Now that this has sunk in, it makes a lot of sense--the @rel value
says "you can subscribe to that", "that is an alternative
representation of this", "that is where you'd go to edit this", and
so on. The media type helps the user agent figure out whether it has
the capability to do those things. For example, a feed reader that
only handles RSS could ignore subscription links to resources of type
"application/atom+xml" (ie. not present the subscription option to
the user). The "subscribe to hAtom feed" case where @type is "text/
html" might be a little difficult to make a decision on, because
there's no indication of what microformat is being used by the
"feed" (or even if there's a microformat in use at all--maybe it
really is just an HTML page, and "subscribing" to it just means
"watch for changes to the entire document"). But in the case of bare
syndication formats, things should be clear enough.

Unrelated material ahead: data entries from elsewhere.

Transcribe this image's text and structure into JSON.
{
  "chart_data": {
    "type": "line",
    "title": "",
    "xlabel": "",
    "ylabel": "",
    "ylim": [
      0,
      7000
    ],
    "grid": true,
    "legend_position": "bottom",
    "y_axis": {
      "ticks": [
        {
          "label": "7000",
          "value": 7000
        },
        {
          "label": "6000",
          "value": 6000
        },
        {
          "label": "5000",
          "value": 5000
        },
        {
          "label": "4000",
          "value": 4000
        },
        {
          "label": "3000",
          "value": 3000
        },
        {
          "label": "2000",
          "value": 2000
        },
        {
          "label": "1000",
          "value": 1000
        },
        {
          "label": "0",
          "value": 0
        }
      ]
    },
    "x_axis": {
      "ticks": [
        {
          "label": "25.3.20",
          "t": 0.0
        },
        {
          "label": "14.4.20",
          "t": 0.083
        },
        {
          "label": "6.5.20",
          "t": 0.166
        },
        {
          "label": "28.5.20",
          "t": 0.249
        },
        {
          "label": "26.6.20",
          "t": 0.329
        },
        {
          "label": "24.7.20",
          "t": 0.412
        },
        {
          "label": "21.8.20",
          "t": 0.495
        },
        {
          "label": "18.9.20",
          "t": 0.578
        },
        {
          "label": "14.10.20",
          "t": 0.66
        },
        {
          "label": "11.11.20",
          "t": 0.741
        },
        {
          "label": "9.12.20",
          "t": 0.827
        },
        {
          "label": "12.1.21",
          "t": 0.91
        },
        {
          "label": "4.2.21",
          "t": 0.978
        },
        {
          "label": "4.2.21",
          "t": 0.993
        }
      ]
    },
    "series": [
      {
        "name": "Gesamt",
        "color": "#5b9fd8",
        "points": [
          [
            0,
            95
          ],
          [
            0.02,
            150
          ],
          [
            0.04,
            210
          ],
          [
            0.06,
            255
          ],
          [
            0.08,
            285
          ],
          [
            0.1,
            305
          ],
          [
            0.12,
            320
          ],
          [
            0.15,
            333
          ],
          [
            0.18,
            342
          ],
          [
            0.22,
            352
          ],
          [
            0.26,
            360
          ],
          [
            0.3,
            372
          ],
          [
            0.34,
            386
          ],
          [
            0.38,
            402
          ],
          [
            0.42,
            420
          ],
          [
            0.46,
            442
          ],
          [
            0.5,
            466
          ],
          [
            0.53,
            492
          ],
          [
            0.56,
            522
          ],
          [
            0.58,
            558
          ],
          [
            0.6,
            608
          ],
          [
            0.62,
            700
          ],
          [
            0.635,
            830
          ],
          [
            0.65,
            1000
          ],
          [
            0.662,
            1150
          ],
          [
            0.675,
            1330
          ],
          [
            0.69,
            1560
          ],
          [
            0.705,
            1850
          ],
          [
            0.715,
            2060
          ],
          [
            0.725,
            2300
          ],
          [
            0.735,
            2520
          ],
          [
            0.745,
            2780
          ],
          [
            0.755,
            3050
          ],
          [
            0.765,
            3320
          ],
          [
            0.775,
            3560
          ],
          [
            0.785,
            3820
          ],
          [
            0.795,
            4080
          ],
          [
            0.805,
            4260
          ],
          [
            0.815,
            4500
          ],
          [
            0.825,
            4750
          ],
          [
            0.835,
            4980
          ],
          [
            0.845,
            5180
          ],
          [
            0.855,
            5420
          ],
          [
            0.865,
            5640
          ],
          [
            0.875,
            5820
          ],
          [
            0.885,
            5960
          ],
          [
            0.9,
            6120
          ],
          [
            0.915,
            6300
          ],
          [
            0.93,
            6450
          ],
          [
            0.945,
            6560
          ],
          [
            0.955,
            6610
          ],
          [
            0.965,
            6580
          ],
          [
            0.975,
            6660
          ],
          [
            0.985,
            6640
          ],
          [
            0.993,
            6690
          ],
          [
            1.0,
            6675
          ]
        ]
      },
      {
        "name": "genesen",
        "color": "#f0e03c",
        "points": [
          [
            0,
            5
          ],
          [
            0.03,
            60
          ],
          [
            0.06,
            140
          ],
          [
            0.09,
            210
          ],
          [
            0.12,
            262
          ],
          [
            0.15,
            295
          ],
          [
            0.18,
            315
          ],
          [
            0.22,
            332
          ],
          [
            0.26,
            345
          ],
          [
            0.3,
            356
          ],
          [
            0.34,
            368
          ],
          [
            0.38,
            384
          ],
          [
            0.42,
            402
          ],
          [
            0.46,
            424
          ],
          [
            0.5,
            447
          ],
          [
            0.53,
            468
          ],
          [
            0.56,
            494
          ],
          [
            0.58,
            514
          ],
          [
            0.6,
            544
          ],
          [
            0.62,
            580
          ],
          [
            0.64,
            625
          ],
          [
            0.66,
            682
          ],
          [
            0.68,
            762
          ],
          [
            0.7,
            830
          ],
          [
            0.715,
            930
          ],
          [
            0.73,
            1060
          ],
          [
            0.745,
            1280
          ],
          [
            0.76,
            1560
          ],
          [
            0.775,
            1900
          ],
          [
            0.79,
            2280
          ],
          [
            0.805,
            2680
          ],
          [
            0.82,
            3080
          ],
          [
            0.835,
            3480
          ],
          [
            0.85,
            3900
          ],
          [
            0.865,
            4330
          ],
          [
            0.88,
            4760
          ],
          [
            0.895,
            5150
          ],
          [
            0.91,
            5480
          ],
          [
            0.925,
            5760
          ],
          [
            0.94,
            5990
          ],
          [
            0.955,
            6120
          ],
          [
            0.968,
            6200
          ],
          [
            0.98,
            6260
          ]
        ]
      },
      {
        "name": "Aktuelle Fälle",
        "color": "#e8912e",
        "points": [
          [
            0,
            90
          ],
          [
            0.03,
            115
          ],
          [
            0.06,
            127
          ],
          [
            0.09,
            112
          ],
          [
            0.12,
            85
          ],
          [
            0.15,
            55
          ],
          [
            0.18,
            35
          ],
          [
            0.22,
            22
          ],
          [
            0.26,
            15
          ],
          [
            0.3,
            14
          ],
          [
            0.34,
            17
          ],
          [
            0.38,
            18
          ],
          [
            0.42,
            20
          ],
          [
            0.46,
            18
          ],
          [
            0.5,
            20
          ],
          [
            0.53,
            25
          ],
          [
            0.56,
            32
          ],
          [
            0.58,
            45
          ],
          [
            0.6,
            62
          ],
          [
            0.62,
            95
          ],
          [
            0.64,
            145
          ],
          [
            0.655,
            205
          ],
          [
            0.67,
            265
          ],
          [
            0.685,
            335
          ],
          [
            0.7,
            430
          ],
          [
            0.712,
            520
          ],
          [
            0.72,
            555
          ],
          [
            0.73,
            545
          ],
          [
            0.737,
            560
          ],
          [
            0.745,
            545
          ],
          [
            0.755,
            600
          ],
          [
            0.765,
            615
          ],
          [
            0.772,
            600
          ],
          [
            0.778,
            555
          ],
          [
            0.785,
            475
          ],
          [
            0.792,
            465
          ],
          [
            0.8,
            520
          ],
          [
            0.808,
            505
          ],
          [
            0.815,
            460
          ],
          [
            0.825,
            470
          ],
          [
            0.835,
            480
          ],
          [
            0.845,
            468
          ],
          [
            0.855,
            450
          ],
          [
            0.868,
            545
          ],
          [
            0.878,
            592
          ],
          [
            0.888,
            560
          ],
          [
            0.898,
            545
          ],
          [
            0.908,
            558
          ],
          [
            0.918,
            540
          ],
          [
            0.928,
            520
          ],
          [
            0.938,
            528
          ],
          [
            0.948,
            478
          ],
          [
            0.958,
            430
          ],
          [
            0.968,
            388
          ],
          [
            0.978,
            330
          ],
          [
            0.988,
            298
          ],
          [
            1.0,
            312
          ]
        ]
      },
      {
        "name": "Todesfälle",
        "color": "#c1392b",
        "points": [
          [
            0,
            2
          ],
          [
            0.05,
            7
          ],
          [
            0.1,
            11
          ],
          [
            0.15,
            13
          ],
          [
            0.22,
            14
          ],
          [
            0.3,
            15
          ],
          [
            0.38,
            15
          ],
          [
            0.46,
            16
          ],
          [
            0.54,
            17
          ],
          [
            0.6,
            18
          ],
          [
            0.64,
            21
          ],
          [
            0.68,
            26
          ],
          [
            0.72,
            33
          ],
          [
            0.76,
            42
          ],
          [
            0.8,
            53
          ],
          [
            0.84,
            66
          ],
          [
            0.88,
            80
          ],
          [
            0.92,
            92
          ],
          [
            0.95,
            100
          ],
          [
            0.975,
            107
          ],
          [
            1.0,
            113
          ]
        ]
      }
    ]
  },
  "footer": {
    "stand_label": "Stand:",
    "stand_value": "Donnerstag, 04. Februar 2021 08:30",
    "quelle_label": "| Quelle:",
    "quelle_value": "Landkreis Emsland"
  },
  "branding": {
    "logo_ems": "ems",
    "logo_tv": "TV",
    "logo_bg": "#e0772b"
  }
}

So if it really is possible to do option 5 (new media type for entry
documents, and @rel values to solve the rest of the issues), and do
it cleanly, then that'd be my first choice. If that's doomed (due to
a need to be backwards compatible with existing practice) to be a
mess of ambiguities and counter-intuitivities (eg. "alternate" means
"subscribe" when combined with a syndication type, except when it
might really mean "alternate" because it points to a feed archive
document, but anything with "feed" in it always means "subscribe"...)
then oh my.
One problem that I hadn't really thought clearly about till right now
is that understanding the nature of the think linked TO may require
some understanding of the nature of the thing linked FROM. For
example, an "alternate" link from a typical blog homepage to its feed
really does point to the same thing in an alternative format. Both
are live documents in which new data gets added to the top, and old
data drops off the bottom. But if you don't know that the webpage is
a live document, you wouldn't know whether the link pointed to a
static or live document. "alternate" is perfectly accurate, but it's
not helpful enough. "subscribe" would be much more explicit.
Which raises the question of how to point to a static alternative
representation of the data currently found in the document.

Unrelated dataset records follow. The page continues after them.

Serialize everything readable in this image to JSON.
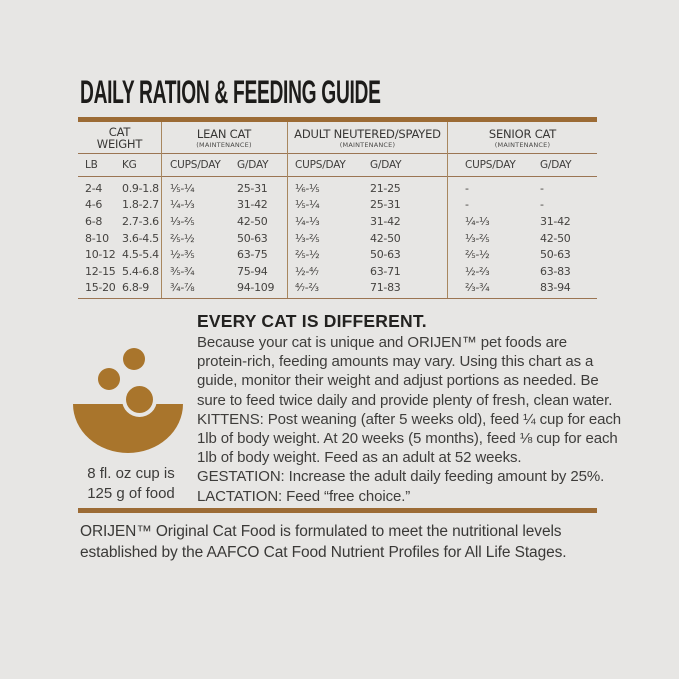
{
  "title": "DAILY RATION & FEEDING GUIDE",
  "table": {
    "group_headers": [
      {
        "title": [
          "CAT",
          "WEIGHT"
        ],
        "subtitle": ""
      },
      {
        "title": [
          "LEAN CAT"
        ],
        "subtitle": "(MAINTENANCE)"
      },
      {
        "title": [
          "ADULT NEUTERED/SPAYED"
        ],
        "subtitle": "(MAINTENANCE)"
      },
      {
        "title": [
          "SENIOR CAT"
        ],
        "subtitle": "(MAINTENANCE)"
      }
    ],
    "col_headers": [
      "LB",
      "KG",
      "CUPS/DAY",
      "G/DAY",
      "CUPS/DAY",
      "G/DAY",
      "CUPS/DAY",
      "G/DAY"
    ],
    "rows": [
      [
        "2-4",
        "0.9-1.8",
        "⅕-¼",
        "25-31",
        "⅙-⅕",
        "21-25",
        "-",
        "-"
      ],
      [
        "4-6",
        "1.8-2.7",
        "¼-⅓",
        "31-42",
        "⅕-¼",
        "25-31",
        "-",
        "-"
      ],
      [
        "6-8",
        "2.7-3.6",
        "⅓-⅖",
        "42-50",
        "¼-⅓",
        "31-42",
        "¼-⅓",
        "31-42"
      ],
      [
        "8-10",
        "3.6-4.5",
        "⅖-½",
        "50-63",
        "⅓-⅖",
        "42-50",
        "⅓-⅖",
        "42-50"
      ],
      [
        "10-12",
        "4.5-5.4",
        "½-⅗",
        "63-75",
        "⅖-½",
        "50-63",
        "⅖-½",
        "50-63"
      ],
      [
        "12-15",
        "5.4-6.8",
        "⅗-¾",
        "75-94",
        "½-⁴⁄₇",
        "63-71",
        "½-⅔",
        "63-83"
      ],
      [
        "15-20",
        "6.8-9",
        "¾-⅞",
        "94-109",
        "⁴⁄₇-⅔",
        "71-83",
        "⅔-¾",
        "83-94"
      ]
    ]
  },
  "cup_note": {
    "lines": [
      "8 fl. oz cup is",
      "125 g of food"
    ]
  },
  "info": {
    "heading": "EVERY CAT IS DIFFERENT.",
    "lines": [
      "Because your cat is unique and ORIJEN™ pet foods are",
      "protein-rich, feeding amounts may vary. Using this chart as a",
      "guide, monitor their weight and adjust portions as needed. Be",
      "sure to feed twice daily and provide plenty of fresh, clean water.",
      "KITTENS: Post weaning (after 5 weeks old), feed ¼ cup for each",
      "1lb of body weight. At 20 weeks (5 months), feed ⅛ cup for each",
      "1lb of body weight. Feed as an adult at 52 weeks.",
      "GESTATION: Increase the adult daily feeding amount by 25%.",
      "LACTATION: Feed “free choice.”"
    ]
  },
  "footer": {
    "lines": [
      "ORIJEN™ Original Cat Food is formulated to meet the nutritional levels",
      "established by the AAFCO Cat Food Nutrient Profiles for All Life Stages."
    ]
  },
  "icons": {
    "bowl": "bowl-with-kibble-icon"
  },
  "colors": {
    "background": "#e7e6e4",
    "accent-brown": "#9c6b35",
    "line-brown": "#9b7553",
    "divider-brown": "#a8875f",
    "bowl-brown": "#a9752c"
  }
}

"alternate" WOULD be a good word to use for that except that it's
already being used to point to live feeds. An option that would
almost surely cause confusion would be to use "alternative" for
static alternative representations. The meaning of "static" wouldn't
exactly be intuitively clear. Maybe something more long-winded like
(oh no! hyphenation!) "static-alternate" would do. Or would "static
alternate" (and "alternate static" and "static foo alternate",etc.,
or perhaps "archive alternate", etc.) be better? For backwards
compatibility (at least with UAs that don't expect only one value in
@rel), "subscribe alternate" (and "alternate subscribe", etc.) could
be used rather than simply "subscribe".
BTW, am I remembering correctly that "feed" is being promoted for use
the way I'm considering "subscribe" above? If it's not already in
use, I'd thinK "subscribe" would be much better than "feed", because
"feed" could as easily mean "archive feed" as "subscription feed"--
it's just not explicit enough.
But perhaps this discussion all belongs in a different venue anyway...
But before I end, what about the question of a different media type
for entry documents? For the APP accept element issue, it sounds
like maybe they do. But for autodiscovery, maybe they don't.

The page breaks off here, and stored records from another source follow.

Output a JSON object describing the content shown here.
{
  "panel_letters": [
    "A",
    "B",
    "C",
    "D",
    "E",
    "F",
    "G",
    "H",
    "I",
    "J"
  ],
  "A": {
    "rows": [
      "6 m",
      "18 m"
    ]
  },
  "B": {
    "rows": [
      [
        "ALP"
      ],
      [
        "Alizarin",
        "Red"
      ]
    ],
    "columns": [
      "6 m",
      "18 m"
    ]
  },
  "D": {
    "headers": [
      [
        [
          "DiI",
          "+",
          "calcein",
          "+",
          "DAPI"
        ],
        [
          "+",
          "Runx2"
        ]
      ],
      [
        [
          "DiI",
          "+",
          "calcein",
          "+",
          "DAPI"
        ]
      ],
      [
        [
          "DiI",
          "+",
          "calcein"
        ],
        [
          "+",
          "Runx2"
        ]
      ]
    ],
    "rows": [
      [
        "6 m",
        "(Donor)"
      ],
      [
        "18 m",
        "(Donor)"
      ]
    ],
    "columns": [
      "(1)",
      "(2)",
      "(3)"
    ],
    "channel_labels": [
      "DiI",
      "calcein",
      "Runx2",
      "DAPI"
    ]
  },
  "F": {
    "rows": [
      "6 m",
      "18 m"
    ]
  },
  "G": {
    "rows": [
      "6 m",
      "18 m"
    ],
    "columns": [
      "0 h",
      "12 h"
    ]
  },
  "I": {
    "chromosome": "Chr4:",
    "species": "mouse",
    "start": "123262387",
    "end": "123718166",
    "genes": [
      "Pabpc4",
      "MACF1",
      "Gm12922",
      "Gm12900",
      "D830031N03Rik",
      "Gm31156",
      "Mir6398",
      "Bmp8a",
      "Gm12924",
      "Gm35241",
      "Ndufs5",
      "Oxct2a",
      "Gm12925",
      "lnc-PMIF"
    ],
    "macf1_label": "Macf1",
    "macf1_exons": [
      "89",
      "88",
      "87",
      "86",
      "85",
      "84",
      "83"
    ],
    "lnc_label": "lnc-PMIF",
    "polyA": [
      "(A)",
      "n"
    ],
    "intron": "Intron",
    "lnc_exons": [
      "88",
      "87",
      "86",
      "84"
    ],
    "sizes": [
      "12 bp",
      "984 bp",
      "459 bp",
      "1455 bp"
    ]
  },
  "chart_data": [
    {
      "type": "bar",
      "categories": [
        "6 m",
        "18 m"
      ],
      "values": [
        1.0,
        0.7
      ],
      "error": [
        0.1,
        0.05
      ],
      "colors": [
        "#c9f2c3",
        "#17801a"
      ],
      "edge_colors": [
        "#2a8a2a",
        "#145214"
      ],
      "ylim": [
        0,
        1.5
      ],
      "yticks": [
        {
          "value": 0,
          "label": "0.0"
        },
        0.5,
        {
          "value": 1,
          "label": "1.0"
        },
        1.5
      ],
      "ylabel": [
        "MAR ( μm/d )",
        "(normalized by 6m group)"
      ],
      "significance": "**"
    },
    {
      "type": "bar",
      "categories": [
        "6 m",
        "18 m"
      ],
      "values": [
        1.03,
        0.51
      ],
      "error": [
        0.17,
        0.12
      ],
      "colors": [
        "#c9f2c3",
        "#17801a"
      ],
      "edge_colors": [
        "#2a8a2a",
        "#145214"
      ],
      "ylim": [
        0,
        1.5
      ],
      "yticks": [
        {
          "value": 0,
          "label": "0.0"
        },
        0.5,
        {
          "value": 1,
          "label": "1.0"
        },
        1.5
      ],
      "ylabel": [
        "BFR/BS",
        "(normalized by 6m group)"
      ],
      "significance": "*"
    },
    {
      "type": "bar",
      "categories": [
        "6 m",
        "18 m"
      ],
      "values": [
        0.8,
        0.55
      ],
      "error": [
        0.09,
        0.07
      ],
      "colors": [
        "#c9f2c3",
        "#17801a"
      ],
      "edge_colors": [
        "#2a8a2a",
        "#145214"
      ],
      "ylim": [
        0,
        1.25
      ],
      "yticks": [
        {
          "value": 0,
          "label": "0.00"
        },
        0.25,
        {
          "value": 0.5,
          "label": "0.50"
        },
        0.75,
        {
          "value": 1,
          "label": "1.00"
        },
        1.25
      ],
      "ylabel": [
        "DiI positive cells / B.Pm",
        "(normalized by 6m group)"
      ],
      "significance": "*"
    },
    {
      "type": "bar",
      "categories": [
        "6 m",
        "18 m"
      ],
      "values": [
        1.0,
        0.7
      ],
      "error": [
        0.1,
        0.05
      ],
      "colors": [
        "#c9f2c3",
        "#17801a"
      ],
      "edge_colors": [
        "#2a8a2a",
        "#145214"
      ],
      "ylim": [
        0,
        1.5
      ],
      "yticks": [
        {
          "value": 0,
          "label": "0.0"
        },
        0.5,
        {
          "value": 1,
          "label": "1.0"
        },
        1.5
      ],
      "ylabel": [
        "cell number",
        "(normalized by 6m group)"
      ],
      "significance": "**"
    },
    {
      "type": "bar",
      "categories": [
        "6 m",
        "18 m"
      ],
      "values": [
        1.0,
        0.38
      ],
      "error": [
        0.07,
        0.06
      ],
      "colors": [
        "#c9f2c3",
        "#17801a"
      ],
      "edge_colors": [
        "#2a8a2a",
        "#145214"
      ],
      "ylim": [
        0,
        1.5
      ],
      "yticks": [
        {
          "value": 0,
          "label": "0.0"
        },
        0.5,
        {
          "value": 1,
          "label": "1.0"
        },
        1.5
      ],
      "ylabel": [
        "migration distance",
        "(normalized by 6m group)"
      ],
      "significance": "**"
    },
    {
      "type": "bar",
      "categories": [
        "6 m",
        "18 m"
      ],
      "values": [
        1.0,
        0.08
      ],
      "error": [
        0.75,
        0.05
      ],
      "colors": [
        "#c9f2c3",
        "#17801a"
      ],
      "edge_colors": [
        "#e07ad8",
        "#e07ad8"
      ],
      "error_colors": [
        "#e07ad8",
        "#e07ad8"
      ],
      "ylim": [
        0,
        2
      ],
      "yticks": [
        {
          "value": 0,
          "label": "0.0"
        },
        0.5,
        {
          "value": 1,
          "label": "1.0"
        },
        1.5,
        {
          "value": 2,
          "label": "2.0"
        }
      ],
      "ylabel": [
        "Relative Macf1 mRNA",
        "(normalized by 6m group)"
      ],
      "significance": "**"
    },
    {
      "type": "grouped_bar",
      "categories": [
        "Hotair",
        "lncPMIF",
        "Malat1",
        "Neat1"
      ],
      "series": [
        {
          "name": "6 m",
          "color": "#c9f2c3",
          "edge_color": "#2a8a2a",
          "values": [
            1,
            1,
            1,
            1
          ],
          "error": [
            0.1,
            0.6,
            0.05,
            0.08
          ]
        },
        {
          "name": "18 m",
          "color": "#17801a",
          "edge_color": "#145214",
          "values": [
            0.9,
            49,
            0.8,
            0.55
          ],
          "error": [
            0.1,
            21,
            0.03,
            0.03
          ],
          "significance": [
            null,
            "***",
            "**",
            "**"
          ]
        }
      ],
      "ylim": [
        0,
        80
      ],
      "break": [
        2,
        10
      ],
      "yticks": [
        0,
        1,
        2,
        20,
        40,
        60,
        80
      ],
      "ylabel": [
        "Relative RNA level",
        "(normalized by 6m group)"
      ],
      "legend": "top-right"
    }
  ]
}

Perhaps neither @type nor @rel is the place to distinguish, for
example, between the edit links for entries, their parent feeds,
their per-entry comment feeds, monolithic comment feeds, etc. (A
media type for entry documents would only help with one of those).
Perhaps that is the domain of @title (title="Edit this entry", etc.)
Do UAs really need to know the difference, or do only the users need
to know? Would making that information machine readable be worth the
pain involved (rel="edit monolithic parent comments"???)
Okay, that's all I can take for now.